En fait, la violence de l’État et des groupes d’insurgés est rétro alimentée et explique l’escalade de violence vécue par l’Égypte depuis le coup d’État. Au cours de l’année dernière, il ne s’est produit aucun massacre lors des heurts entre manifestants et forces de police. Ce qui n’est pas dû à un plus grand respect des droits de l’homme de la part des autorités, mais à la conclusion des mouvements d’opposition que l’organisation de manifestations de masse entraîne des coûts humains trop élevés. Le souvenir de l’évacuation du campement de protestation de Rabaa al Audawiya le 14 août 2013, au cours de laquelle ont péri près d’un millier de partisans de l’ancien président Morsi, reste très présent. Les affrontements dans les rues du centre-ville du Caire se sont déplacés vers des quartiers périurbains comme Matariya, à forte implantation islamiste. La violence qui ne s’apaise toujours pas est exercée dans les commissariats et dans les prisons. Diverses organisations, aussi bien égyptiennes qu’internationales, ont dénoncé la pratique de tortures systématiques contre les opposants. Les abus sont pires dans les prisons militaires secrètes comme celle d’Azuli, dont l’existence a été révélée dans un reportage du journal britannique The Guardian.

Selon Amnesty International, depuis l’émeute, au moins 124 personnes ont trouvé la mort durant des gardes à vue, soit à la suite de tortures ou de l’absence de traitement médical adéquat. Ce panorama est dû à la fuite de l’appareil judiciaire devant ses responsabilités pour faire appliquer la Constitution qui protège les droits de l’homme. En fait, le pouvoir judiciaire est devenu l’un des bras chargé de l’exécution de la répression étatique, car il a condamné des centaines de personnes à la peine de mort. Dans bon nombre de cas, les condamnations sont prononcées à la suite de procès de masse sans garanties procédurales, en accord avec les groupes de défense des droits civils. En résumé, vue l’absence d’information fiable, il est difficile d’évaluer précisément les origines et les caractéristiques de l’insurrection islamiste qui frappe l’Égypte. Selon la base de données du TIMEP, la plupart des attentats, près de 60 %, ne sont revendiqués par aucun groupe. Une partie indéterminée de ceux-ci pourraient donc répondre à des actes de vengeance personnelle de proches ou de victimes de la répression. Dans ses messages publics, le régime proclame périodiquement avoir porté des « coups très durs aux groupes terroristes », mais les données montrent plutôt une reprise des actions violentes depuis le début de l’année.

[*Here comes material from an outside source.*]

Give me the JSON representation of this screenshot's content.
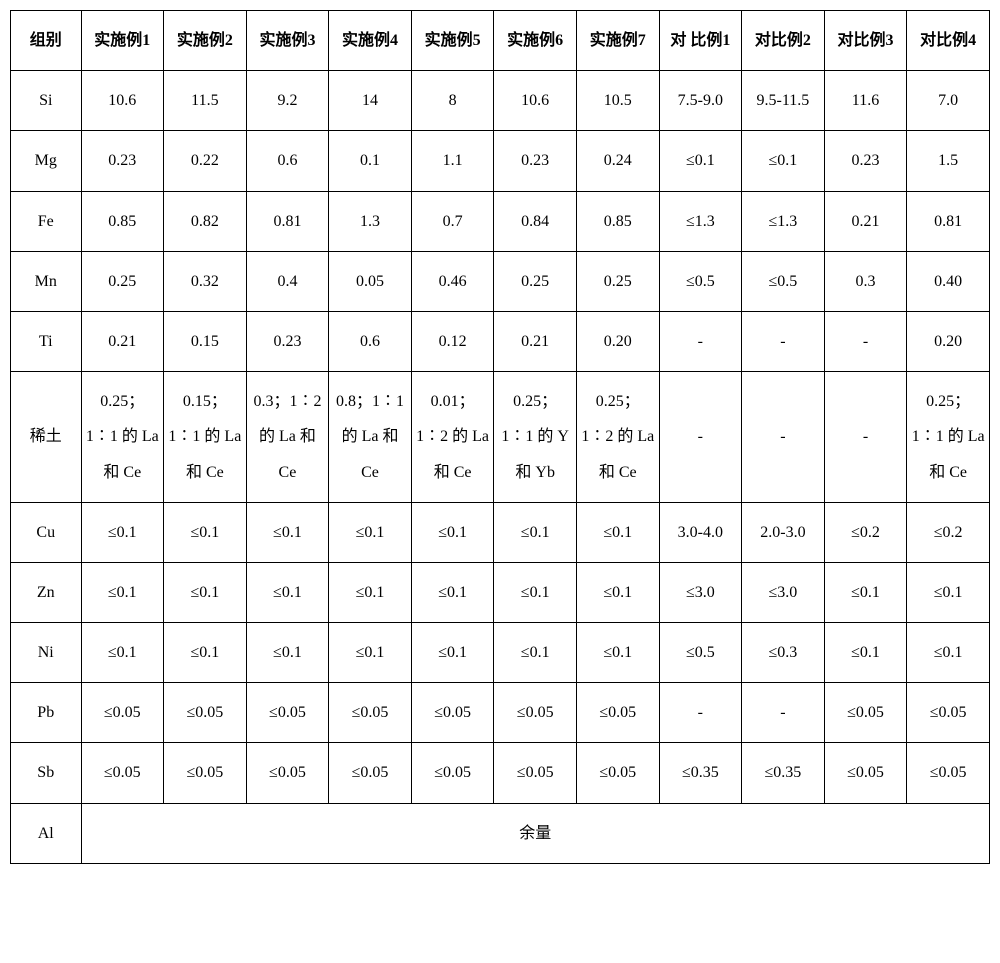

L’approbation au mois de février d’une nouvelle loi antiterroriste n’a pas réussi à miner les capacités des groupes armés. Il semble donc peu probable que la nouvelle législation, adoptée au mois d’août et qui va dans la même direction : durcir les peines et restreindre les libertés et les droits de la citoyenneté, puisse y arriver. Il faut donc s’attendre à ce que l’insurrection continue, avec plus ou moins de force, à frapper le pays dans les années à venir, à moins que le gouvernement ne mise sur une politique de réconciliation avec les principaux mouvements islamistes, surtout celui des Frères musulmans et leurs alliés au Parlement dissous. Mais cette option n’entrainerait pas la disparition du terrorisme dans le pays arabe le plus peuplé, car Wilayat Sina méprise tous les partis politiques, y compris les islamistes, qu’il qualifie « d’infidèles ». Cependant, un pacte d’une grande portée entre l’armée et les principales forces islamistes pourrait réduire les tensions sociales et donc la violence. Malheureusement, rien ne va pour l’instant dans cette direction.